The tracking algorithm is matching the bounding boxes in the new frame with the one from the previous frame if their [Intersection over Union](https://en.wikipedia.org/wiki/Jaccard_index) is higher than a certain threshold. In case a bounding box from the previous frame can't be matched with one in the new frame, then the tracker on this specific object is considered lost and therefore removed.



### Limitations

This approach has some significant limitations. First, it can only detect moving objects and, therefore, will have trouble monitoring a massive traffic jam, for example. Secondly, it does not only recognize moving vehicles in the video but any moving object/pattern. Therefore, some shadows cast by large trucks or big moving trees are considered as vehicles too. Finally, it can't handle the occlusion between two moving objects as those two objects will be considered as one single object.



## Outlook

The limitations listed above could significantly be mitigated with the use of a deep learning object detector specially trained on recognizing vehicles. Architecture such as [YOLO](https://pjreddie.com/darknet/yolo/) could be a good fit for this task.
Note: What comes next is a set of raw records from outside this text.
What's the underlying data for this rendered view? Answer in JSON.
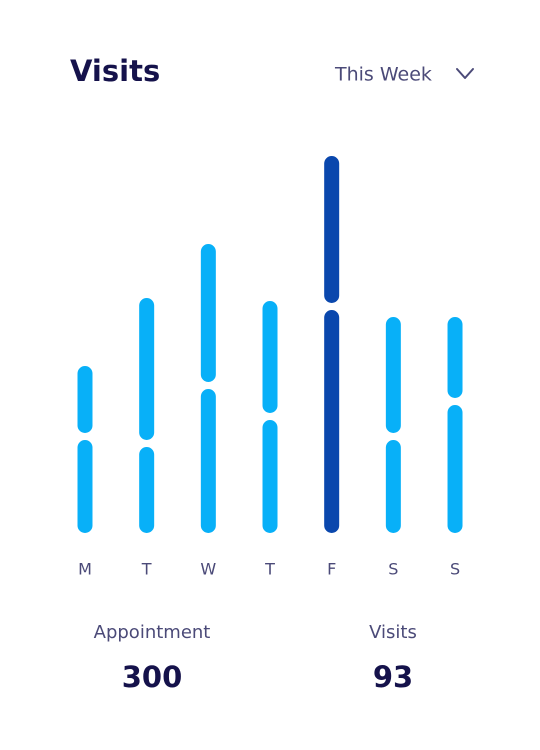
{
  "header": {
    "title": "Visits",
    "period": "This Week"
  },
  "chart_data": {
    "type": "bar",
    "stacked": true,
    "categories": [
      "M",
      "T",
      "W",
      "T",
      "F",
      "S",
      "S"
    ],
    "series": [
      {
        "color": "#08b0f8",
        "values": [
          93,
          86,
          144,
          113,
          223,
          93,
          128
        ]
      },
      {
        "color": "#08b0f8",
        "values": [
          67,
          142,
          138,
          112,
          147,
          116,
          81
        ]
      }
    ],
    "highlight_index": 4,
    "highlight_color": "#0a47ad"
  },
  "summary": [
    {
      "label": "Appointment",
      "value": 300
    },
    {
      "label": "Visits",
      "value": 93
    }
  ]
}
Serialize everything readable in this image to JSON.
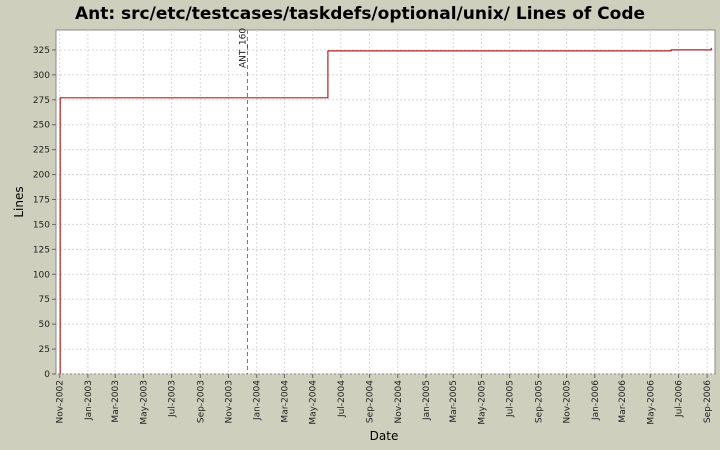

To improve the tracking itself, without using Deep Learning or any other external data sources, one could also consider using one of the trackers in the [OpenCV API](https://docs.opencv.org/3.4/d9/df8/group__tracking.html). The object detector could be used to select the ROIs to track automatically. However, using too many of those trackers might decrease the efficiency of the overall system as they are relatively computationally expensive.